Aquela visão teve um imediato efeito nostálgico, fazendo lembrar o tempo em que se andava de bonde; muitos passageiros e até o motorneiro, o cobrador e o fiscal usavam gravata, todos seguindo metodicamente seu destino, que a inexorabilidade dos trilhos conduzia de forma regular e inalterada. As imagens do passado foram me levando para o lado romântico e imperceptivelmente estava sendo induzido a concluir que aqueles tempos eram melhores. Porém, a rigidez do roteiro inalterado dos trilhos não permitiu resvalar tão facilmente para o equívoco impregnado de saudosismo.

A partir daquele momento, o bonde tornou-se uma metáfora da vida.
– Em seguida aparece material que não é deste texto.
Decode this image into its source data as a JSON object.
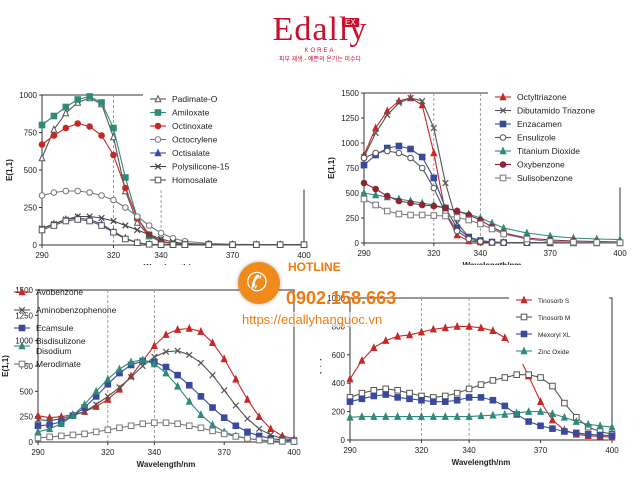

O lado formal e previsível, que o caminho fixado no chão impunha para um destino inexorável e previamente traçado, era um retrato aproximado daquele tempo. Deixávamo-nos seguir pelo que já estava estabelecido, sem questionar ou assumir riscos, acomodados no conforto da previsibilidade.

Pelo bem ou pelo mal, hoje não há mais trilhos nem bondes. Muitas coisas boas da vida sem pressa e da cordialidade se perderam com a mudança. Porém a ausência da rota prévia, da rigidez férrea do destino traçado, cedeu espaço ao encanto da imprevisibilidade e o desafio de estabelecer caminhos. Há os que querem um patrão, um emprego, um estado, um partido, um bonde que pense por eles, que lhes poupem da necessidade de decidir, de agir por vontade própria e, principalmente, de correr riscos. Querem um bonde que lhes conduza, iludindo-se que o destino “Independência” é apenas um bairro e que todos voltavam sempre ao “Centro”.

Tem gente que até hoje está esperando o bonde... Desconhecem que o vento da liberdade deixa um gostinho bom na boca, para quem enfrenta desafios e saboreia o prazer de viver com intensidade.

Desci desse bonde imaginário, quando sai do carro. Lembrei que essa reflexão começou de forma prosaica, ao ver um pedaço de trilho na rua e, sorrindo, constatei que o pensamento livre pode levar do buraco no chão ao topo da montanha.